Pro-Palestine protests have continued to escalate at Auraria campus. Students for a Democratic Society (SDS), an organization of student activists, is at the forefront of these protests with encampments involving about 50 people, including students and community members. 

Harriet Falconetti, a sophomore at the University of Colorado at Denver (UCD) and treasurer for SDS, stated that their organization has been protesting around this issue since last October. 

Falconetti said that their enumerated demands include the university putting out a statement condemning the Israeli’s alleged genocide of Palestinians. The group is also calling for divestment from all corporations that operate within or with Israel and for the end of study abroad programs in Israel.

“In an email from [UCD] Chancellor Marks, she said that there have been over 30 protests, which is true and all of those have been within the bounds of their policies for the most part,” said Falconetti. “We have really been stonewalled by the university and by the administration. We think that this is a natural consequence of them refusing to come to the table with us and that they set the precedent that if we want a meeting with them then this is the kind of thing we have to engage with. This didn’t need to happen if the university engaged with us in good faith from the beginning but they never did that.”

On April 26, over 40 protesters got arrested by the Auraria Campus Police Department on charges of trespassing, including Falconetti. She claimed that when she first saw the police show up, it felt like a betrayal by the university. 

“The administration claims to stand for students and claims to be protecting the safety and civil rights of the people here,” said Falconetti. “It’s not true at all and that’s been disproven by their own actions by bringing in police.”

As a student journalist for CU Denver’s newspaper, The Sentry, she felt a layer of repression. Falconetti stated that she has continued to cover these protests for the newspaper. She stated that a reporter from Colorado Public Radio claimed that a reporter being arrested is a notch on their belt. As for the process of being arrested, she felt it was very dehumanizing as protesters were put in a dark hot van. 

“There were times I was scared,” she said. “I shared a holding cell with another community member who had also been arrested who was also transgender and that I think really helped to get me through it.”

Lucia Feast, a sophomore at Metropolitan State University of Denver who is also a member of SDS, was arrested. 

“I was one of the people that got arrested,” said Feast. “The cops showed up on Friday and brutalized us and arrested us for sitting on our campus peacefully, protesting peacefully. It’s not right, it’s not okay. We are facing charges and students should be free to say what they want to say on their own campus.”

Feast believes that their work will implement change throughout the universities in Denver. She believes that it is vitally important to fight for their cause and claims that their organization will stay even if it takes months, until their demands are met by the university. 

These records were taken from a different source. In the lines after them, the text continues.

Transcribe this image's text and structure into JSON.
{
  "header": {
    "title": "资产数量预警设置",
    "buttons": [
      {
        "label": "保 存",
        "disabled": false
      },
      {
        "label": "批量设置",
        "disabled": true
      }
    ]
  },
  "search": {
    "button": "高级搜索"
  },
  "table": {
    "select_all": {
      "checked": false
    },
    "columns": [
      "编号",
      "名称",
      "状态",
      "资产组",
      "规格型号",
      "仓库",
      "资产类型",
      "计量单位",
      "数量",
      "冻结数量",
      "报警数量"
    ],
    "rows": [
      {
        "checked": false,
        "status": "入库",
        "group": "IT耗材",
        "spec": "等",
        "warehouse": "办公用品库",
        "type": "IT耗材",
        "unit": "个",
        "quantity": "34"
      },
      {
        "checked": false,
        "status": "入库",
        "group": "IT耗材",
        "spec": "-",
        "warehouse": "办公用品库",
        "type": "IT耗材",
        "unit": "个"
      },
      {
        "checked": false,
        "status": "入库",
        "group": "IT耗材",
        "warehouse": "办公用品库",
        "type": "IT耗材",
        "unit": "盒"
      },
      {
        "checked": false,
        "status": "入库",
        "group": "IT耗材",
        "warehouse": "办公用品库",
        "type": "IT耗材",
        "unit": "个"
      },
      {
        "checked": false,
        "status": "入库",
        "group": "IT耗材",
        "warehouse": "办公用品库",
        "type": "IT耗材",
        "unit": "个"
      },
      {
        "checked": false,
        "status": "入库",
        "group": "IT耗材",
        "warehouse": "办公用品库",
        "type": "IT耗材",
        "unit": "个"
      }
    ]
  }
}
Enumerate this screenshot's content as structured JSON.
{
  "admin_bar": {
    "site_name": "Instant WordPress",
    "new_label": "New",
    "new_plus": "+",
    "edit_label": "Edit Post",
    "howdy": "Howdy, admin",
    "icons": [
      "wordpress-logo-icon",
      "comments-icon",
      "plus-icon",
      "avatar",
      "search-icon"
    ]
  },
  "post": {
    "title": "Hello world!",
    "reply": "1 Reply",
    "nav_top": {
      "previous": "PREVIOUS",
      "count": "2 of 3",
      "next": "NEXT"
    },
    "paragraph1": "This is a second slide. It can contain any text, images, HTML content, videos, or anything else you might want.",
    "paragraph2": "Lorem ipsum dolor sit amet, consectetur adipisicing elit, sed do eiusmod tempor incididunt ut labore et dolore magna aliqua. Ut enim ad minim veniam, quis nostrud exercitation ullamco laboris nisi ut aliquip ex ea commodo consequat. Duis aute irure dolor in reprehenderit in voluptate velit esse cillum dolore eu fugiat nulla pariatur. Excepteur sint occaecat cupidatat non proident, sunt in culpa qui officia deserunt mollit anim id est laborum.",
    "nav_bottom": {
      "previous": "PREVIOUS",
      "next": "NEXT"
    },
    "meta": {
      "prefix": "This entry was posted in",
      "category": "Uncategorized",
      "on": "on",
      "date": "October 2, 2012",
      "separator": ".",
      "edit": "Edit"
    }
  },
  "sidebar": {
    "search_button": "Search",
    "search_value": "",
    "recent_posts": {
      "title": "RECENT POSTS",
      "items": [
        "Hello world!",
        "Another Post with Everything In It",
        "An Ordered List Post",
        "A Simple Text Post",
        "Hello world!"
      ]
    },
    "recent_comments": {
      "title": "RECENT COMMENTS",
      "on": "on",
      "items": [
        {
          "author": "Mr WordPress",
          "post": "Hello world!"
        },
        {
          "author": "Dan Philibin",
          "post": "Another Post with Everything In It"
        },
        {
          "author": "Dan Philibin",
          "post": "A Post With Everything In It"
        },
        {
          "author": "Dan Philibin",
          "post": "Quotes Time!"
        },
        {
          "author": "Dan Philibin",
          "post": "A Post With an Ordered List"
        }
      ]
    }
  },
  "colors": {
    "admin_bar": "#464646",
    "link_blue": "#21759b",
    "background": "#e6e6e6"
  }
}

“We have seen it work in past movements around the world,” said Lucia Feast, a member of SDS. “This is the way that change happens. We have to make people uncomfortable. We have to make people see because, otherwise, people will look away. Getting the students’ voices heard by the universities that typically try and silence us at meetings with officials, administration, where students’ voices are silenced, we are uplifting those voices.”

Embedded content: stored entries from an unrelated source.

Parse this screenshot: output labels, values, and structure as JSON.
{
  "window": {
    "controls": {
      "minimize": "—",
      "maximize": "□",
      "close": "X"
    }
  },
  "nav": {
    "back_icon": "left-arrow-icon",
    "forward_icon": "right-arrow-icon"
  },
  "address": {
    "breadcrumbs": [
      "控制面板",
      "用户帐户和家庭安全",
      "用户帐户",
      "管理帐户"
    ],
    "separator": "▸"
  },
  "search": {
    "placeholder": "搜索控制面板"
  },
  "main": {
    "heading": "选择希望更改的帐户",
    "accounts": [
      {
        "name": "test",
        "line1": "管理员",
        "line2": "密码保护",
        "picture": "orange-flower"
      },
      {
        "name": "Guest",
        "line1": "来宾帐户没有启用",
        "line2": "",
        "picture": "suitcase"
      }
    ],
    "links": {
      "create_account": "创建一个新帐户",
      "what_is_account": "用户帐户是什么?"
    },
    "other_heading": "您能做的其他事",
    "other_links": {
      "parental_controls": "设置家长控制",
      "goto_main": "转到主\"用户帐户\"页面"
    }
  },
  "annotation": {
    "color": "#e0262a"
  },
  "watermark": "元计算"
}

“We are fighting for the rights of the people,” said Feast. “We are fighting for the liberation of all people.”

Today, protests held a sit-in at the administrative offices at Tivoli Quad. While Feast stated that she does not want things to escalate, there are numerous anti-semitic signs on campus.

One said, “The land belongs to those who nourish it, not those who poison it.”

UCD administration encouraged the students to negotiate their demands with campus leaders.

“We are encouraged by recent attempts at dialogue as well as the offer to maintain a peaceful place for protest on campus which should include sunshades and portable toilets,” said the UCD administration in a press release regarding the protests. “We encourage both campus leaders and student protestors to continue to negotiate in good faith.”

Tensions have increased on college campuses throughout the nation as Columbia University, University of Southern California, and Emory University have canceled graduation ceremonies in the midst of protests.

CORRECTION May, 17, 2024: This article initially stated, incorrectly, that Denver Police arrested the Auraria protesters. In fact, the vast majority of those arrests were made by the Auraria Campus Police Department.